Saturday, September 24, 2011

Teary September :(

Baby of mine,

September is usually a month filled w/ a lot of fun and excitement. However, this year, my favorite month was far from that due to an unexpected ailment!

The last few weeks have been a true test...physically, mentally, & emotionally. I was truly scared out of my mind on the afternoon of September 10th...I had very intense pain come on very suddenly in my back and my first thought that something was wrong and I was losing you. I was enjoying an afternoon of pampering...another prenatal massage and then a mani/pedi at one of my favorite nail salons when all of this pain came over me. I could barely make it to my car and once I was there I was in such terrible pain I was crying and just doubled over. I knew something was wrong and I was in trouble.

I was able to finally drive to meet w/ your daddy and he then took me to the ER. We soon discovered that I was suffering from kidney stones...and thankfully they checked your heartbeat and you were doing just fine! My worst fear was not happening after all and in my mind I knew that I would happily suffer through anything as long as you were ok. Although, I was hurting so much it was a relief to find out the reason. They did an ultra sound and sent me home on pain medication that they assured me was safe enough during pregnancy. Unfortunately, there is very little they can do when you are pregnant - - I just needed to buckle up and be prepared to pass these horribly painful stones!

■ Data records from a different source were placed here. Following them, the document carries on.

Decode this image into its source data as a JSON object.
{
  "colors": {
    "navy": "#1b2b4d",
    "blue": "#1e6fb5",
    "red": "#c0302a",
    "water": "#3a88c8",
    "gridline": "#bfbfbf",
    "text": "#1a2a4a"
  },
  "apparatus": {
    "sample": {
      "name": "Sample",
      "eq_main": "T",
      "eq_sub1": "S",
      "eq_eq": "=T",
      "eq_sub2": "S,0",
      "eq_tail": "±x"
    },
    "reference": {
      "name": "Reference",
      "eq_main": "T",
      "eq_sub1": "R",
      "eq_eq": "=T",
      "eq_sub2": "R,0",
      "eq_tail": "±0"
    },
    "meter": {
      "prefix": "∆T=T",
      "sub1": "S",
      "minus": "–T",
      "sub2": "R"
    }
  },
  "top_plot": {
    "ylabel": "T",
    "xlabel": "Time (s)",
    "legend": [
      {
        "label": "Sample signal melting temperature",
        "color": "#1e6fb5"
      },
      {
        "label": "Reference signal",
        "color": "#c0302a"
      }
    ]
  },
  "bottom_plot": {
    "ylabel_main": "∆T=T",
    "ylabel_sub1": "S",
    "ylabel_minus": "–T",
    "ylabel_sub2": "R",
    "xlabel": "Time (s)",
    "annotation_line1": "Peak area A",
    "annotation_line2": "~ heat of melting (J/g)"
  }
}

Unfortunately, sometimes this can take anywhere from hours to weeks. I was so hoping after a couple days I would be back to feeling good. No such luck...I was admitted to the hospital 4 days later. I was in so much pain...worried about you...and didn't know if there was possibly something else going on. My doctor thought it best to have me admitted and to have a urologist look me over. Long story short, they ended up keeping me for 3 days...we had to have an xray and I was put on morphine to keep the pain at bay. The doctors taking care of me assured me this was acutally pretty safe considering how far along I was and that I could do more harm to you by the stress my body was going through w/ being in so much pain. Also, they felt it very important to make sure there wasn't anything else going on. The conclusion was that they were convinced I had kidney stones as my right uterine track was definitely pinched and it appeared it could only be that or a growing baby getting in the way. They suggested that I get a stint put in, and unfortunately that would require for me to go under anethesia for that procedure.

I really did not want to go that route unless completely necessary. They wanted to do the procedure right away but I was able to convince them to give me a couple more days and see if the stones would finally all pass. I was able to go to oral meds and then 2 days later I stopped taking the meds completely. I was still in pain but I was determined to see if I could bear through it ...truthfully the pain was still there but not as intense. A few days later, I went back to work to keep my mind busy and see if I could get through the day as normal. By the next week, I was feeling 100% better. I think they finally passed...and I was able to avoid having the stint put in. Which is what I prayed for every day. I just felt like you and I had been through enough and even though the pain meds were available to me I took them very conservatively. I wanted to be back to feeling good and focused on the happiness of YOU!

Through it all, sweet little one, your daddy was UNBELIEVABLE! Wow, I've never been more convinced on how lucky I am to be so loved by this good good man. And how very lucky and blessed you will be to know him as your father. He will love you so unconditionally. He has a heart full of selflessness and he genuinely cares for us both. While I was in the hospital he never left my side - -he slept two nights on a very uncomfortable recliner chair! He endured me getting checked over by nurses every 3 hours throughout the day and night. He handled all my phone calls and kept everyone important to us in the know as far as what was going on. He helped me to work a wedding while I was doubled over w/ pain and on pain medication...he is my rock...my real life knight in shining armour! I'm so lucky soooooo sooooo soooo lucky to be the receiver of this man's love.

In a few hours from now...we will find out if you are a boy or a girl! If you are a boy, I hope you that you will have a heart just like your daddy. I hope you inherit his kindness, loyalty, and integrity. If you are a girl...I will always pray that you will grow up to find a love as pure and as real as what your daddy and I have. I will pray that you will have a patient heart to seek God's best...and hopefully you will be spared a lot of heart ache and disappointments along the way.

We'll be happy to find out either way....but your daddy is convinced that you're a girl!